To create a dashboard from these visualizations:

1. Click the **chart icon** below any SQL result to create a visualization
2. Configure chart type and axes as noted above
3. Click **Save** on the visualization
4. Go to **Create** > **Dashboard**
5. Click **Add** > **Visualization** and select from this notebook
6. Arrange widgets as desired

**Recommended Dashboard Layout:**
```
+-------------------------------------------------------------+
|  KPI Cards: Users | Conversations | Avg Score | Lessons     |
+-----------------------------+-------------------------------+
|  Daily Active Users Trend   |  Language Distribution        |
+-----------------------------+-------------------------------+
|  CEFR Level Funnel          |  Student Segments Pie         |
+-----------------------------+-------------------------------+
|  Lesson Effectiveness Table                                 |
+-------------------------------------------------------------+
|  Topic Engagement Heatmap                                   |
+-------------------------------------------------------------+
```

## Summary

This dashboard provides insights for:

| Stakeholder | Key Metrics |
|-------------|-------------|
| **Product Manager** | DAU, engagement trends, feature usage |
| **Content Team** | Lesson effectiveness, topic popularity |
| **Learning Designer** | Error patterns, CEFR progression |
| **Growth Team** | User segments, retention indicators |

**Actionable Insights:**
1. Focus content creation on high-engagement topics
2. Improve or retire low-effectiveness lessons
3. Create targeted interventions for "Struggling Students" segment
4. Optimize CEFR advancement pace based on error rates

---

## Interview Talking Points

When presenting this dashboard:

1. **Business Value**: "This dashboard helps the product team understand what's working and what needs improvement in the learning experience."
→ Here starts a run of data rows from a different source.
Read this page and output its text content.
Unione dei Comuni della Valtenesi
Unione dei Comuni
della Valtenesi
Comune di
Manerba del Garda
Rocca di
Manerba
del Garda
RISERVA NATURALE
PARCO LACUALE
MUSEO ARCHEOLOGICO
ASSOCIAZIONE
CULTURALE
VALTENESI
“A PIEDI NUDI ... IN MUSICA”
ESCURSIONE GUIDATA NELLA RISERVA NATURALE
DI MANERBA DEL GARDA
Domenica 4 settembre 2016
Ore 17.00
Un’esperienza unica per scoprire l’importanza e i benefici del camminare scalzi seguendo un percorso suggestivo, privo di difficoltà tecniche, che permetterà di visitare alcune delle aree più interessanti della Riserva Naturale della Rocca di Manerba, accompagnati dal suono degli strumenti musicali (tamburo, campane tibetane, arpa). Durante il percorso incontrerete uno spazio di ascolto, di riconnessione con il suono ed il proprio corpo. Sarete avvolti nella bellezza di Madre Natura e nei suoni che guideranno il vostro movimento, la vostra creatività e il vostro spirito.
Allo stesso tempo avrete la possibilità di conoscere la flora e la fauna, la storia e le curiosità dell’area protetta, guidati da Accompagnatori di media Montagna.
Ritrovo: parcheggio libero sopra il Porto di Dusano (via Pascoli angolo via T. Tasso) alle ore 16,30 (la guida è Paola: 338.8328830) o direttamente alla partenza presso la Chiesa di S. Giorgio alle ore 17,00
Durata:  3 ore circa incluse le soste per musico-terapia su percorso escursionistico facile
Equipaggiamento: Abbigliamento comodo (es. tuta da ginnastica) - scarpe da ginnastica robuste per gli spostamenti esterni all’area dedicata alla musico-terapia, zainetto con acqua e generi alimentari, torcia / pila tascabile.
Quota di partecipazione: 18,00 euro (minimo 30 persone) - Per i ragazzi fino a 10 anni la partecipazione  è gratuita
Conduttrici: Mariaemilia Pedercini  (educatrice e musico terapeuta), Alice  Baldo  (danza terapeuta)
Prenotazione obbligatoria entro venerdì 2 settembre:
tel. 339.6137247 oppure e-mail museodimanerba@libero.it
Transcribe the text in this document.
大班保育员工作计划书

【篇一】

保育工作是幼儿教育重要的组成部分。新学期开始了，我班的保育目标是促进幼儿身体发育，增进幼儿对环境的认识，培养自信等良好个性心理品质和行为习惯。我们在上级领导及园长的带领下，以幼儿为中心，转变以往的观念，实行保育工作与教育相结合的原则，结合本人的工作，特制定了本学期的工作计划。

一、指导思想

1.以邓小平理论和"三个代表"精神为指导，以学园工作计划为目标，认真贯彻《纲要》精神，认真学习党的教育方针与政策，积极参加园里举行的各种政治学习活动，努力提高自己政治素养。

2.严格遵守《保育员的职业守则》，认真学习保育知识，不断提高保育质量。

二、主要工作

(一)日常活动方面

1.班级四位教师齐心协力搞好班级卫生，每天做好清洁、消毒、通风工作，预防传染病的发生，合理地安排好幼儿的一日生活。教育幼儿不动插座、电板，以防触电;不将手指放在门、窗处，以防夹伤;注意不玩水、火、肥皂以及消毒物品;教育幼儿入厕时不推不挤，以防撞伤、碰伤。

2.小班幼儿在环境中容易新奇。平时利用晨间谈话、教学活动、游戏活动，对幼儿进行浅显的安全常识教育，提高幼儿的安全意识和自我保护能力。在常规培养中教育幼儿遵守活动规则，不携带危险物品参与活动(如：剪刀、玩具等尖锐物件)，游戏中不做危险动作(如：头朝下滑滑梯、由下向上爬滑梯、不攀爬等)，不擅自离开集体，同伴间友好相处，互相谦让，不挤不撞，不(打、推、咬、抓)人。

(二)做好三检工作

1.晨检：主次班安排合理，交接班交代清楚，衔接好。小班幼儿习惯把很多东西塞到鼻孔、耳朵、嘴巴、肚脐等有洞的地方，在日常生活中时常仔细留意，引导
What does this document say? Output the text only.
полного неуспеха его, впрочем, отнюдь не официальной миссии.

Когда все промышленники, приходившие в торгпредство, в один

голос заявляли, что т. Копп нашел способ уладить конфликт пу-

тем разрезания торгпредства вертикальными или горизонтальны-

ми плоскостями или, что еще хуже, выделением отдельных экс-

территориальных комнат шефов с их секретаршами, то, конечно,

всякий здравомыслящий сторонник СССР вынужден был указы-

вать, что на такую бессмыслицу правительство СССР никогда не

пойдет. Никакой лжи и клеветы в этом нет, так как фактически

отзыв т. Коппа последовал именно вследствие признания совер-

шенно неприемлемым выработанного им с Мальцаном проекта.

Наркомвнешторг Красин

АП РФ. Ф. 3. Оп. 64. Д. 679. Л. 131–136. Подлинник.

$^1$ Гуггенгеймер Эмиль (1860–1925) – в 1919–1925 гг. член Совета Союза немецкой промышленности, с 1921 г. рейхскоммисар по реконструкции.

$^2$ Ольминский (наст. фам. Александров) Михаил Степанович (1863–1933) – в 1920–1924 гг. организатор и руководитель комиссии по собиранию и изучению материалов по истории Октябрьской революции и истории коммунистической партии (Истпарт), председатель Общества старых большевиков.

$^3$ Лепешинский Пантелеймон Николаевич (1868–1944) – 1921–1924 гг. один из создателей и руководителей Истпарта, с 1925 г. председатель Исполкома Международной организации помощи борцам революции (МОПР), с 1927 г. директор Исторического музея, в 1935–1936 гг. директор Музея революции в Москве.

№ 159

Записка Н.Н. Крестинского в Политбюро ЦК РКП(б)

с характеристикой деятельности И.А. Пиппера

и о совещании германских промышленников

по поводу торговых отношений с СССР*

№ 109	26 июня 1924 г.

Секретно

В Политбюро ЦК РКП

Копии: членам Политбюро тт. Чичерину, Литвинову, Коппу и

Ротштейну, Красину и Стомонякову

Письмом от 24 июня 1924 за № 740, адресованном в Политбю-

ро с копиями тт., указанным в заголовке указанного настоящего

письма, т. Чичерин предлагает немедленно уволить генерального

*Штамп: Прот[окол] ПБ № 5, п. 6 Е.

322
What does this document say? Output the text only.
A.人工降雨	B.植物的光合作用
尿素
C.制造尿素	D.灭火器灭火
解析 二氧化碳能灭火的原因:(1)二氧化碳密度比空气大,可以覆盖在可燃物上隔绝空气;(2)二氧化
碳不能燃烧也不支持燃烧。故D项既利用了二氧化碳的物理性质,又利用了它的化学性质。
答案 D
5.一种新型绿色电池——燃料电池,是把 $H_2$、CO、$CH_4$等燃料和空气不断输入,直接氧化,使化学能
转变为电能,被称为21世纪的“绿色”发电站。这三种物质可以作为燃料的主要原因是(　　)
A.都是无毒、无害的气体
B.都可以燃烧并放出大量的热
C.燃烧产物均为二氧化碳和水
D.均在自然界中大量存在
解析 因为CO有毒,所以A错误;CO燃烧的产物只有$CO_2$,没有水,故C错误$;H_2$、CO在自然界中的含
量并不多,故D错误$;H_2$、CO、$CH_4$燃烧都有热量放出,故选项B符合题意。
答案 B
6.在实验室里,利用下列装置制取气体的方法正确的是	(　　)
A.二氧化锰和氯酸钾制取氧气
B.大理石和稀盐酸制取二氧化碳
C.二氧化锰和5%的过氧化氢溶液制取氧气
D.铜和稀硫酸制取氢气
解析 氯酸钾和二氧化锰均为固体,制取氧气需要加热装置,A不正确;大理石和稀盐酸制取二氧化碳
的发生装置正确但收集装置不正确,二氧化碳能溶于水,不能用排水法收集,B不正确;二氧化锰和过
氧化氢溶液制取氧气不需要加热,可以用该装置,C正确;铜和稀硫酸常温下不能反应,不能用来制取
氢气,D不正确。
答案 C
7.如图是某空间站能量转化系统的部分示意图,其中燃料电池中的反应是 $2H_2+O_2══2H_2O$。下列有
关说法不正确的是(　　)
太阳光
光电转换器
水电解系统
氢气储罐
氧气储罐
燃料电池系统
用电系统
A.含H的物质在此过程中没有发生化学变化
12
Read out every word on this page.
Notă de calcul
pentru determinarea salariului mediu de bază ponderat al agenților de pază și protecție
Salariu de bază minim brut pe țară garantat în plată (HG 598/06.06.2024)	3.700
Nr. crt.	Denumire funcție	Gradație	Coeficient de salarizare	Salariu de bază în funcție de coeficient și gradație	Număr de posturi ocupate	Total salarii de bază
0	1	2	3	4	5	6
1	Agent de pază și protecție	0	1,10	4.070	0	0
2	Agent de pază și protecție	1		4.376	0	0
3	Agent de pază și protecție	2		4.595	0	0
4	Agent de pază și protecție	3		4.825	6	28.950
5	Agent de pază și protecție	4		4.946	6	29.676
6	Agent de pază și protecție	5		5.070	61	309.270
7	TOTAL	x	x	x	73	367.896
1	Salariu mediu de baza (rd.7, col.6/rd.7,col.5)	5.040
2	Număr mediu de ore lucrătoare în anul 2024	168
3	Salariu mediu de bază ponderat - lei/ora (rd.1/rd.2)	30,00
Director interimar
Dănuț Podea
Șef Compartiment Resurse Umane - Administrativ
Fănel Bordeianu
2. **Technical Depth**: "The data flows through a medallion architecture: Bronze (raw), Silver (cleaned/joined), Gold (aggregated). This ensures data quality and query performance."

3. **ML Integration**: "I used K-Means clustering to segment users for personalized interventions. (MLflow tracking is available in paid editions for experiment management.)"

4. **Scalability**: "This architecture scales - we could add real-time streaming, more sophisticated ML models, or integrate with external data sources."